RAG Pipeline

Last updated: 2026-02-18

This document details the Retrieval-Augmented Generation (RAG) pipeline, focusing on how and why it is integrated into the agent’s decision-making process.

What is Retrieval-Augmented Generation (RAG)?

Retrieval-Augmented Generation (RAG) is a technique that enhances the capabilities of large language models (LLMs) by giving them access to an external knowledge base. Instead of relying solely on its training data, a RAG system first retrieves relevant information and then uses this information to generate a more accurate, evidence-based, and contextually relevant response.

RAG in the Monstermessenger Agent

In this project, RAG is used to ensure the agent’s advice is grounded in specific, trusted strategies for dealing with cyberviolence. It allows the agent to provide more than just generic support by referencing concrete information from our curated knowledge base.

The entire RAG workflow is orchestrated between the give_advice and research_strategies nodes in the agent graph.

1. Triggering the RAG Query

The RAG process is initiated within the give_advice node under specific conditions:

  • First Advice: When the agent is about to give its first piece of advice to the user after collecting context, it forces a RAG query to ensure the initial response is well-informed.
  • Explicit Need: The give_advice node can also decide to trigger a RAG query if it determines more information is needed to answer a user’s follow-up question.

When a RAG query is triggered, the give_advice node formulates a research_query based on the user’s situation and passes it to the research_strategies node via the agent’s state.

2. Executing the RAG Query

The research_strategies node acts as the executor of the RAG process, utilizing a multi-query approach for better coverage:

  1. Instead of a single query, it uses the LLM to generate multiple diverse research queries (based on the ResearchQueries model in api/agents/service1/nodes/advice.py) from the user’s situation and context.
  2. It calls the async RAGService to perform parallelized searches against the vector store using these queries.
  3. The service retrieves relevant text chunks from the knowledge base, deduplicating results across the different queries.

3. Relevance Assessment

Before synthesis, a dedicated relevance assessment step is performed:

  1. The retrieved documents are passed back to the LLM.
  2. The LLM evaluates each chunk against the situational context and the research queries.
  3. It assigns a relevance score (“LOW”, “MEDIUM”, or “HIGH”).
  4. Only chunks with “HIGH” relevance are passed to the final synthesis step, ensuring that the advice is grounded only in the most pertinent information.

4. Using the Retrieved Context

This synthesized research_result is not sent directly to the user. Instead, it is passed back to the give_advice node.

  1. The give_advice node runs for a second time, now aware that research results are ready.
  2. It enriches the main system prompt, instructing the LLM to use the provided research results in its final answer.
  3. The research_result is appended to the conversation history.
  4. The LLM generates the final, user-facing advice, which is now grounded in the information retrieved from the knowledge base.

This three-step process (Query -> Assess -> Advise) ensures that the RAG output is seamlessly integrated into the agent’s conversational flow and empathetic tone, rather than just being presented as a raw data dump.

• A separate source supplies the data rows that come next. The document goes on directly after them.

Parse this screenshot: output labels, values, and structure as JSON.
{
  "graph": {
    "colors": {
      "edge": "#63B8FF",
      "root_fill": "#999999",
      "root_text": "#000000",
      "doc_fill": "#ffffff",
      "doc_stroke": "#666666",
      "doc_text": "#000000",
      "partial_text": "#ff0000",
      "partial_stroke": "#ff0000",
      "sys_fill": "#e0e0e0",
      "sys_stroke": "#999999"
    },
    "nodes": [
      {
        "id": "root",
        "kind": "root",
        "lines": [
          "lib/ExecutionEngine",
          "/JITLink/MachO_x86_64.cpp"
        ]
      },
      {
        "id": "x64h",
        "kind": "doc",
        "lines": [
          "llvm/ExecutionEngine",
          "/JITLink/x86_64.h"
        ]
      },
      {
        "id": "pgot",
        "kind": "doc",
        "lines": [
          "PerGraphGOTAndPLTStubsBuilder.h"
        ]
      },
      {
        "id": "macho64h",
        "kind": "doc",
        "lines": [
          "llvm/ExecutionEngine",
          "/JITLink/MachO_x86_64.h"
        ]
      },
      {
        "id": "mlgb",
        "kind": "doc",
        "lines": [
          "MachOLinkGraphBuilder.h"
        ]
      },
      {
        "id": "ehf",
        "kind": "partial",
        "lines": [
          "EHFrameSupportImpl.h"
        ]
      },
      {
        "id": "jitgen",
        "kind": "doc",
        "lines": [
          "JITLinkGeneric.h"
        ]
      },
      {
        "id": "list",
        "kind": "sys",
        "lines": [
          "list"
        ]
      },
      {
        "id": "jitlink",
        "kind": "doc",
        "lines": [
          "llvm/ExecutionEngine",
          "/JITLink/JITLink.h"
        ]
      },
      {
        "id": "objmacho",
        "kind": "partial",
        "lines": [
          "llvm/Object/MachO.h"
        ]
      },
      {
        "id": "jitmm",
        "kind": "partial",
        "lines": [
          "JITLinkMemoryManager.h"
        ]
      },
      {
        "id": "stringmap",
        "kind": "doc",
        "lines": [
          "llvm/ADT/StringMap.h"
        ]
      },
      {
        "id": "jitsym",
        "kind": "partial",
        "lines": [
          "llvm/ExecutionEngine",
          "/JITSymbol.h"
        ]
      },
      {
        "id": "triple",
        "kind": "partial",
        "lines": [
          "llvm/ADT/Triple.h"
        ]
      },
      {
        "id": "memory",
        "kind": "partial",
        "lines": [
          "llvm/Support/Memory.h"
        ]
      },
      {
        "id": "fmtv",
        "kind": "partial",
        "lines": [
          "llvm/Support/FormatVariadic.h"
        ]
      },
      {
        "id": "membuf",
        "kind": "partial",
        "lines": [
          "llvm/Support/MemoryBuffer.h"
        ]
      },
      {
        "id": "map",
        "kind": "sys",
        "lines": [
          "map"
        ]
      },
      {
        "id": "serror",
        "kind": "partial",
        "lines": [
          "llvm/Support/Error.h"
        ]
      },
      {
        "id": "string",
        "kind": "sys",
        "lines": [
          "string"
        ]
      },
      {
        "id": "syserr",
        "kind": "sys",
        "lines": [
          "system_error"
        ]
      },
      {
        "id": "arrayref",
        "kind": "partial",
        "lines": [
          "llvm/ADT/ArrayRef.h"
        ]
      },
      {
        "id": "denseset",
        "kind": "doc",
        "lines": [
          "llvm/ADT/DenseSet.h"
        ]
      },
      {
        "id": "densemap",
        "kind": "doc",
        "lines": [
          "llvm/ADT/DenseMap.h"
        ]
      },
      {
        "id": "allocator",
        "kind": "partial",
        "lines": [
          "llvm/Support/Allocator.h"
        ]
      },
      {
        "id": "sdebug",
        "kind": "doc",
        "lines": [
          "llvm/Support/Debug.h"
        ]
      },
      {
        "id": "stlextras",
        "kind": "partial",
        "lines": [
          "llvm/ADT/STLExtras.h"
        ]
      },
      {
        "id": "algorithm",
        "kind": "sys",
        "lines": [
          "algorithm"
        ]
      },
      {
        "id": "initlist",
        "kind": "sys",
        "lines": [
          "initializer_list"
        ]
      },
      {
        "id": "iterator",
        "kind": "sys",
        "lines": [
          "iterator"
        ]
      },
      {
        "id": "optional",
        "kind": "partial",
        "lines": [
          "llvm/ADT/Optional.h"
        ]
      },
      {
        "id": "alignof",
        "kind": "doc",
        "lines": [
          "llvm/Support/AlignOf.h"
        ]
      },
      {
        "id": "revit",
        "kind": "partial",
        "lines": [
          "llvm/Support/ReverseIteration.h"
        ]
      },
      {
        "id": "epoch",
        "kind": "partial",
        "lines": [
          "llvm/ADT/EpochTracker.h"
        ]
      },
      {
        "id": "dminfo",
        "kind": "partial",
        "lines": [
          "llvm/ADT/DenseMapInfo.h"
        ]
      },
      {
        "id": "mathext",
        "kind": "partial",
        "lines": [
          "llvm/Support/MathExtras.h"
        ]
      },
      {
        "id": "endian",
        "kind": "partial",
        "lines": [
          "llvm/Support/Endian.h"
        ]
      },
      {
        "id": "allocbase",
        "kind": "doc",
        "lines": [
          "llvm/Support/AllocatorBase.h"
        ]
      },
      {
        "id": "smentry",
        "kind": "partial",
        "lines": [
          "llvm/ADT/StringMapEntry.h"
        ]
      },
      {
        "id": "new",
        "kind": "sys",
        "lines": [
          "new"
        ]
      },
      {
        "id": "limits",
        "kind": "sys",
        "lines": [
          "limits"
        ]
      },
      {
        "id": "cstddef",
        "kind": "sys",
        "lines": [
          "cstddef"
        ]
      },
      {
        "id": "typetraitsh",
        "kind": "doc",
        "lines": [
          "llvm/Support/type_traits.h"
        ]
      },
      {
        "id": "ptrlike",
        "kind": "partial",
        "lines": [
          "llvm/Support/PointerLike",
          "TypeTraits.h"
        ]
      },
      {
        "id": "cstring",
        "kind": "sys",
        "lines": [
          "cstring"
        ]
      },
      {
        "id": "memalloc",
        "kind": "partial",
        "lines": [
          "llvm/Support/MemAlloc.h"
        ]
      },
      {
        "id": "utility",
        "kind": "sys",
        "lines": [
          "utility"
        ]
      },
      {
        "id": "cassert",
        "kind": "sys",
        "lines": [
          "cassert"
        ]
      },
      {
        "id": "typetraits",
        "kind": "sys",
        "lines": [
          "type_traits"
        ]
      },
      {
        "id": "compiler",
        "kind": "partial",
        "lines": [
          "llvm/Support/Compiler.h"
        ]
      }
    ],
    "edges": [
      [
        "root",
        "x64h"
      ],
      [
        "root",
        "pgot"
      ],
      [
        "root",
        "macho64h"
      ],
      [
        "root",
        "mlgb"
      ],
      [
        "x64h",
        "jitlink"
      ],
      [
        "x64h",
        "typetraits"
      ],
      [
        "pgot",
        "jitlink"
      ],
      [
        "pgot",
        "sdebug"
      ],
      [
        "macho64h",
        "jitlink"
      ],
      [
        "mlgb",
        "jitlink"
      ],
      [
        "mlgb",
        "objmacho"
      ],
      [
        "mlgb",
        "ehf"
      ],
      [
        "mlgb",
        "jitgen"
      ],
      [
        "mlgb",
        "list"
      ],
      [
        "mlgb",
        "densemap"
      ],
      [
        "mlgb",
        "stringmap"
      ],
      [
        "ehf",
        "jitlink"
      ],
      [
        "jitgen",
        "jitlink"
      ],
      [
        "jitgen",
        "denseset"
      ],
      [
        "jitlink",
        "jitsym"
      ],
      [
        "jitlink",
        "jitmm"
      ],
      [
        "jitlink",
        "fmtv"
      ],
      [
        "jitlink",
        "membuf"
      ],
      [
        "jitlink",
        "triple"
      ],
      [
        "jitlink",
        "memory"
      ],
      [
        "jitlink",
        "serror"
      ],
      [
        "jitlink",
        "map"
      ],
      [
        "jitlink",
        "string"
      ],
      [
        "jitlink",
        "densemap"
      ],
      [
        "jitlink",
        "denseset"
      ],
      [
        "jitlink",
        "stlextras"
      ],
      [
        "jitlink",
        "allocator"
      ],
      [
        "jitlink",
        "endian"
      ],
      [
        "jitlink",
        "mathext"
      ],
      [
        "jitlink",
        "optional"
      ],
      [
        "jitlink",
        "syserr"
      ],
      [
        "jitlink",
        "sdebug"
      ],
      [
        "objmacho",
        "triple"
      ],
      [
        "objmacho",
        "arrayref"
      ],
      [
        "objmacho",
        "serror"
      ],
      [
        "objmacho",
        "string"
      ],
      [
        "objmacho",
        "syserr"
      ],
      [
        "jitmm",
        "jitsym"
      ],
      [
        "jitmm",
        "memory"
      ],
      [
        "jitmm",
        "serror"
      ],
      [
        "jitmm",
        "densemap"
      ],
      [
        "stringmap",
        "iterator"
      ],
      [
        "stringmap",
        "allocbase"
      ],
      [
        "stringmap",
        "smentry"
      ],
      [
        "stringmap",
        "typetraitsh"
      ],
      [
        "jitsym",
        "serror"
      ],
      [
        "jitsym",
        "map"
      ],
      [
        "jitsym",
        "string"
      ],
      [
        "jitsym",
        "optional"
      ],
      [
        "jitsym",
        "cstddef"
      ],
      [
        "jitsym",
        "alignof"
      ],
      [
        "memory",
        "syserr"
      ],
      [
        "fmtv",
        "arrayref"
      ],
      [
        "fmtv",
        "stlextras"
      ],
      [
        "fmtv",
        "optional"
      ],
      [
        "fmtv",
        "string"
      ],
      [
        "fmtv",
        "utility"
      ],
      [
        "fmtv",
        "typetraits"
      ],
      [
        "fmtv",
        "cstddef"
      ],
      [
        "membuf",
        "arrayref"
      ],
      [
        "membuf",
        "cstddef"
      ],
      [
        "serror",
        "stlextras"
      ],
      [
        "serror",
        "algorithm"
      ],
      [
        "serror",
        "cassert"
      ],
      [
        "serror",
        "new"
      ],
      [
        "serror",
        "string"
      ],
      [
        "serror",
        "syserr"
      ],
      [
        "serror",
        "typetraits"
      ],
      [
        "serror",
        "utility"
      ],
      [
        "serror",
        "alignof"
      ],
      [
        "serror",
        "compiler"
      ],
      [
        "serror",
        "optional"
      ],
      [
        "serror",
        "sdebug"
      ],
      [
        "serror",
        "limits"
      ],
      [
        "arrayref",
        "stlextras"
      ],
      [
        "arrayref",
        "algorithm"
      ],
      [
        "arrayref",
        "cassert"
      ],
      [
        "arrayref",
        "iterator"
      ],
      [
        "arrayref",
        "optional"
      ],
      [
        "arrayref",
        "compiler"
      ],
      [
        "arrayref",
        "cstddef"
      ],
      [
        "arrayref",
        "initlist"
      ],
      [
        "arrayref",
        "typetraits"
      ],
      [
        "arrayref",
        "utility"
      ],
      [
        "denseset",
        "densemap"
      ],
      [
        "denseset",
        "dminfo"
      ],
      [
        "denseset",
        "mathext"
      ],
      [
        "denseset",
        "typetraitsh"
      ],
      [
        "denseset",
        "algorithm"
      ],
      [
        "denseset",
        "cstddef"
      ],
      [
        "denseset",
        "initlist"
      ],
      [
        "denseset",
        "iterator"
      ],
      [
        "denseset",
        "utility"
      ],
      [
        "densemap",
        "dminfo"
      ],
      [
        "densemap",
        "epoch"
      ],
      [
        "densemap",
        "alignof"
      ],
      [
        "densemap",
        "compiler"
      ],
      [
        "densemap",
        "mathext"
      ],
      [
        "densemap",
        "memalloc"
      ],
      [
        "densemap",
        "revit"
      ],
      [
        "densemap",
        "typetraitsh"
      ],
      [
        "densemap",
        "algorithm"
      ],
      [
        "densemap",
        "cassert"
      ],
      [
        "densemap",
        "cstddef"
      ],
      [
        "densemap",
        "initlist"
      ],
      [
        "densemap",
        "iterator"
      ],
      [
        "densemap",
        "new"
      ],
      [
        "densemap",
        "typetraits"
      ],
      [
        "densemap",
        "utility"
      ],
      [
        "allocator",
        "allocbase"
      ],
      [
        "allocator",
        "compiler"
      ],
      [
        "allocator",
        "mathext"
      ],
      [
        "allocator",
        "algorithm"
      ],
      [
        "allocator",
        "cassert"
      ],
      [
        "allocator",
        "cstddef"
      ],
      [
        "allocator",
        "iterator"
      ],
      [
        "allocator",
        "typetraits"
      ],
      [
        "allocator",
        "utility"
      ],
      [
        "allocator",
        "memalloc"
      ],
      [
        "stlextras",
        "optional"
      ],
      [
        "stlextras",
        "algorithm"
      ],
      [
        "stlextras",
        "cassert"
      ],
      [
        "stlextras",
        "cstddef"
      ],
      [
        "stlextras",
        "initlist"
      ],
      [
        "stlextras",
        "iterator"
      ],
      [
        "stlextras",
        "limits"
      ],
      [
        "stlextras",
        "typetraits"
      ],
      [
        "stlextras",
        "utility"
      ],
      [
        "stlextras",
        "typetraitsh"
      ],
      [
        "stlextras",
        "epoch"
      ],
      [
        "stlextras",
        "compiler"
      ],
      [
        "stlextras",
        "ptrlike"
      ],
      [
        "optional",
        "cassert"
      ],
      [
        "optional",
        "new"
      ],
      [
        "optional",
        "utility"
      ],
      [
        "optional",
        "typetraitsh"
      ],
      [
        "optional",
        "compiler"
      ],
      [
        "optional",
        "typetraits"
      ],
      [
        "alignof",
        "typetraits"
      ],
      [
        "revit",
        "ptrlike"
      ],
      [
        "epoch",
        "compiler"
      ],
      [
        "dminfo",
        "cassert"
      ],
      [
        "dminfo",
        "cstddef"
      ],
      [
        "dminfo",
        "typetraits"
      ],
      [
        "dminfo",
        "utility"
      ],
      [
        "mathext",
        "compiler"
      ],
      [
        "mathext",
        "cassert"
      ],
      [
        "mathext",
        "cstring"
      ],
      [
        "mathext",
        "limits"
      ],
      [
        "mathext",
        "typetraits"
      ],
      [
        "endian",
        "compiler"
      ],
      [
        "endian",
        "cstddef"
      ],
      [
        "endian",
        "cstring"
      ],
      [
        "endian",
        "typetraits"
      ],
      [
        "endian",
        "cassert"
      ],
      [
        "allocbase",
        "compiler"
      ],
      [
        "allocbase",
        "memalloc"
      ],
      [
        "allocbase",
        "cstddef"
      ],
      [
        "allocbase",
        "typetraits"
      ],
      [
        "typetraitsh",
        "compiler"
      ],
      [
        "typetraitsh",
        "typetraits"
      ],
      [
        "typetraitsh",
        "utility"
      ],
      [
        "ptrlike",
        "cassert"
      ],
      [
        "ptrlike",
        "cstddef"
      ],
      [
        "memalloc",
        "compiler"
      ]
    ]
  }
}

The Retrieval Process (High-Level)

  • async RAGService: The retrieval logic is encapsulated in api/services/rag.py. This service is fully asynchronous and supports parallelized document retrieval through its abatch_search method.
  • Variant-Specific Knowledge: The service is variant-aware. It automatically queries the correct knowledge base (docs_youth or docs_adult) based on the CHATBOT_VARIANT environment variable, ensuring the retrieved information is appropriate for the target audience.

Configuration

The RAG pipeline behavior can be tuned using the following environment variables:

  • NO_RAG_QUERIES: Configures the number of diverse search queries generated by the LLM (default: 1, max: 5). Increasing this value improves coverage but adds latency.
  • MAX_OUTPUT_TOKENS: Limits the length of synthesized research results (configured via settings).

Note on the Knowledge Base

The RAG system is fed by a knowledge base of .pdf and .docx documents. The process for indexing these documents (converting them into a searchable format) is currently under review and will be detailed in a future version of this documentation.